Something tells me this is laundry day.

So last week, WHDP sent my Liberian co-facilitator, John Dominic Moore, and Yers Trooly up to Koon Town to begin the process of engaging them with a view toward their empowerment and building their capacity as well. John and I had a great time. Here we were, gathered with 21 Koon Town men, in the Women Empowerment Center—“built by women for women,” and discussing ways to make Koon Town a better place.

The men posing in front of our meeting place-- the Women Empowerment Center.

It felt like we were breaking some invisible barrier, like the time had come to work in a new way—women and men together—on community development.

The men were proud of this-- a cleared field, being prepared for cassava. Its a big field, and it is cleared without anything but the most basic hand tools-- in the hottest months of the year for harvest in the wet season. I almost died just walking the mile uphill (in the 100F heat of the day) it takes to get there. My bald head makes a great brain oven.

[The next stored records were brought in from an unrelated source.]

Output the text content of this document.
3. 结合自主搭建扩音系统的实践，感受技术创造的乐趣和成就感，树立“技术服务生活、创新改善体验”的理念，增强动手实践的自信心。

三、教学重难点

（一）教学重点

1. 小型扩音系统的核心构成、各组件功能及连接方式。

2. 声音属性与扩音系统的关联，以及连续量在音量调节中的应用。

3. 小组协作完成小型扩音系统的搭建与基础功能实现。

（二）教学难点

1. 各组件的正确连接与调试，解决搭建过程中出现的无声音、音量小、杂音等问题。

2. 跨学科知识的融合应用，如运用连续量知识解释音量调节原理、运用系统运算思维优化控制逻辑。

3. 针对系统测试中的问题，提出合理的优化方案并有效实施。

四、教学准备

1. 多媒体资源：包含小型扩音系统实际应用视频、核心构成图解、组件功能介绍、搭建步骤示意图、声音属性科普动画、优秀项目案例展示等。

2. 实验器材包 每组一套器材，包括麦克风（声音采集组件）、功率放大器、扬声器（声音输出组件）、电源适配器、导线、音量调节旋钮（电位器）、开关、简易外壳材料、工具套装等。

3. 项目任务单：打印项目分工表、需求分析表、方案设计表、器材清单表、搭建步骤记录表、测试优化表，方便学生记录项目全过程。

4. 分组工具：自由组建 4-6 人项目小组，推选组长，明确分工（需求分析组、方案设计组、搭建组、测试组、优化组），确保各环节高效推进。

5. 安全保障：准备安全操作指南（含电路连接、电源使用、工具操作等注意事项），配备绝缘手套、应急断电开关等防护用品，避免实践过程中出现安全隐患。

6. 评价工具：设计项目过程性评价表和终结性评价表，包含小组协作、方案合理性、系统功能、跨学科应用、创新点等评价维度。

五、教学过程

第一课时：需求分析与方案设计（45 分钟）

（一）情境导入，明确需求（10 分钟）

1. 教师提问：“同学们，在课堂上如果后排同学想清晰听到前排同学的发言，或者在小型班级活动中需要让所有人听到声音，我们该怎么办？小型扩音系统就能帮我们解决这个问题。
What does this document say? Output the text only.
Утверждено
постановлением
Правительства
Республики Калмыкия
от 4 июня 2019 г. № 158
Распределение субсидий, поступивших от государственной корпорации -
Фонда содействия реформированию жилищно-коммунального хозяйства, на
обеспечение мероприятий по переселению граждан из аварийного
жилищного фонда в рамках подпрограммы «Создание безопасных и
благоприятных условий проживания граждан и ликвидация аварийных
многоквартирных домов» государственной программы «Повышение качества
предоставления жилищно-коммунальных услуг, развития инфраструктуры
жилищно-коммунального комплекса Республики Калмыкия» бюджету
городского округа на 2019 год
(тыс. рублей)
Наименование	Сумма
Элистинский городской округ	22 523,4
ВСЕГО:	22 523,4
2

There are challenges ahead. One of the reasons WHDP came to be was to support women, most of whom were victims of violence because they are women. Gender Based Violence is still a problem in Koon Town. Wife abuse is still an all too prevalent part of the culture in this male dominated corner of the world. The fact that WHDP has empowered so many women has also, in some cases, created more conflict. The men feel their masculinity is threatened, their way of relating under attack. How can we help men see themselves in a new way, help them redefine their masculinity in a way that preserves their sense of “being a man,” and at the same time uplifts empowers the women in their lives? How to we teach these men what it means to be a man without sending the message that they’ve not been good at being men up to now?

The trip home. Following a truck laden with raw latex from the rubber trees.

The good news is, the guys seem eager to participate in the process. They seemed open and willing to engage us. They’ve seen what WHDP has done for "their women," and even though it has sometimes created conflict and left the men feeling powerless and out of the loop, they see it has produced impressive results. The women have learned skills, are more capable, have provided for the family. “Yes,” we imagine the men thinking, “they seem to be more assertive, and talk back when in the past they would have kept quiet, but maybe that is a good thing. Maybe if we figure out a better way to be together, we can figure out a better way to work together. And maybe together, we can make Koon Town a better place to live.” What we imagine, we can work to make happen.

I tried to get a shot with the shadows to give an idea of how bumpy these roads are. It didn't work. The roads may look flat. They are not.